# Machine Learning Assignment

For this assignment you will be using the "Cardiovascular Disease Risk Dataset" provided in the assignment folder. You will be performing k-means clustering on this dataset to cluster individuals based on their BMI and Abdomnial Circumference. You can see how the amount of clusters will affect how your data looks.

You'll want to run each cell (see the run button above) in order of the code. If you do not run them in order, errors might appear. Also, if there is something you need to fill in and you didn't, an error might appear as well. Read the instructions and run every block of code as you go along. Fill in gaps before running the code if instructed.

With the introduction out of the way, let's start with the assignment! First we have to import the different libraries that we need to perform the analysis.

In [None]:
import pandas as pd
import matplotlib.pyplot as plt
import seaborn as sns 
from sklearn.cluster import KMeans
from sklearn.preprocessing import StandardScaler
import ipywidgets as widgets

num_clusters = widgets.IntSlider(value=3, min=0, max=5, step=1, description='Number of Clusters:') # Ignore this

Then we will load the dataset and check the first few rows to see what the data looks like. 

In [None]:
df = pd.read_csv("Cardiovascular_Disease_Risk_Dataset.csv")

df.head()

We only want to use the BMI and Abdominal Circumference for our analysis.

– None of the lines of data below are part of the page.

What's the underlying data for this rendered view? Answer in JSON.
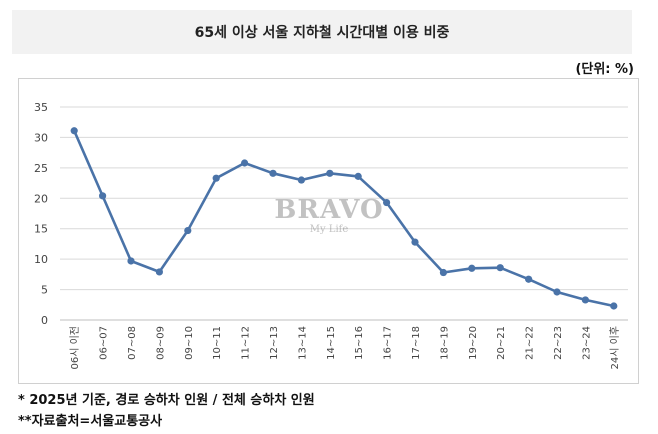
{
  "title": "65세 이상 서울 지하철 시간대별 이용 비중",
  "unit_label": "(단위: %)",
  "notes": [
    "* 2025년 기준, 경로 승하차 인원 / 전체 승하차 인원",
    "**자료출처=서울교통공사"
  ],
  "watermark": {
    "main": "BRAVO",
    "sub": "My Life"
  },
  "colors": {
    "line": "#4a73a8",
    "grid": "#d9d9d9",
    "axis": "#bfbfbf",
    "title_bg": "#f2f2f2"
  },
  "chart_data": {
    "type": "line",
    "categories": [
      "06시 이전",
      "06~07",
      "07~08",
      "08~09",
      "09~10",
      "10~11",
      "11~12",
      "12~13",
      "13~14",
      "14~15",
      "15~16",
      "16~17",
      "17~18",
      "18~19",
      "19~20",
      "20~21",
      "21~22",
      "22~23",
      "23~24",
      "24시 이후"
    ],
    "values": [
      31.1,
      20.4,
      9.7,
      7.9,
      14.7,
      23.3,
      25.8,
      24.1,
      23.0,
      24.1,
      23.6,
      19.3,
      12.8,
      7.8,
      8.5,
      8.6,
      6.7,
      4.6,
      3.3,
      2.3
    ],
    "yticks": [
      0,
      5,
      10,
      15,
      20,
      25,
      30,
      35
    ],
    "ylim": [
      0,
      35
    ],
    "grid": true
  }
}
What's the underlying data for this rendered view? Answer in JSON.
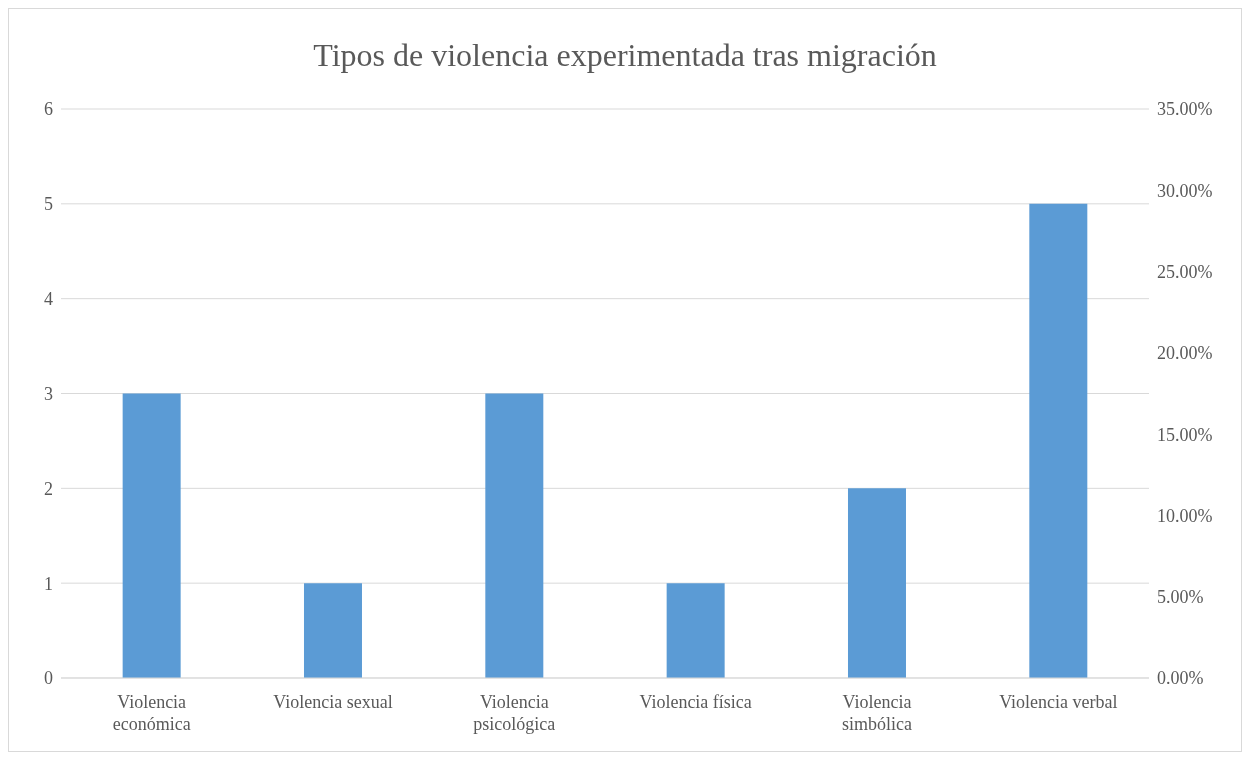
{
  "chart_data": {
    "type": "bar",
    "title": "Tipos de violencia experimentada tras migración",
    "categories": [
      "Violencia económica",
      "Violencia sexual",
      "Violencia psicológica",
      "Violencia física",
      "Violencia simbólica",
      "Violencia verbal"
    ],
    "values": [
      3,
      1,
      3,
      1,
      2,
      5
    ],
    "color": "#5b9bd5",
    "ylim": [
      0,
      6
    ],
    "yticks": [
      0,
      1,
      2,
      3,
      4,
      5,
      6
    ],
    "y2lim": [
      0,
      35
    ],
    "y2ticks": [
      {
        "value": 0,
        "label": "0.00%"
      },
      {
        "value": 5,
        "label": "5.00%"
      },
      {
        "value": 10,
        "label": "10.00%"
      },
      {
        "value": 15,
        "label": "15.00%"
      },
      {
        "value": 20,
        "label": "20.00%"
      },
      {
        "value": 25,
        "label": "25.00%"
      },
      {
        "value": 30,
        "label": "30.00%"
      },
      {
        "value": 35,
        "label": "35.00%"
      }
    ],
    "grid": "y"
  }
}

We will convert these columns to numeric and drop any rows that have missing values.

In [None]:
axis_1 = 'BMI'
axis_2 = 'ABDOMINAL CIRCUMFERENCE'

df[axis_1] = pd.to_numeric(df[axis_1], errors='coerce')
df[axis_2] = pd.to_numeric(df[axis_2], errors='coerce')
df.dropna(subset=[axis_1, axis_2], inplace=True)

X = df[[axis_1, axis_2]]

df.head()

scaler = StandardScaler()
X_scaled = scaler.fit_transform(X)

Now we will choose the amount of clusters we want to use.

In [None]:
num_clusters

You can change the number of the slider above and then run the code below to see how the clusters change.

In [None]:
# Based on the Elbow method, choose the optimal k (let's say k=3)
kmeans = KMeans(n_clusters=num_clusters.value, random_state=100)
kmeans.fit(X_scaled)

# Get the cluster labels for each data point
labels = kmeans.labels_

# Add the cluster labels to the DataFrame
df['Cluster'] = labels

# Visualize the clusters
plt.figure(figsize=(8, 6))
sns.scatterplot(x=axis_1, y=axis_2, hue='Cluster', data=df, palette='viridis')
plt.title(f'K-means Clustering of {axis_1} and {axis_2}')
plt.show()

**Exercise 1.** How many clusters show the best separation between the data points? Why?

In [None]:
# YOUR ANSWER HERE
# 
# 
# 
# 

**Exercise 2.** What do you think the clusters represent in this dataset? How would you label them?

In [None]:
# YOUR ANSWER HERE
# 
# 
# 
# 

Congratulations! You finished the assignment.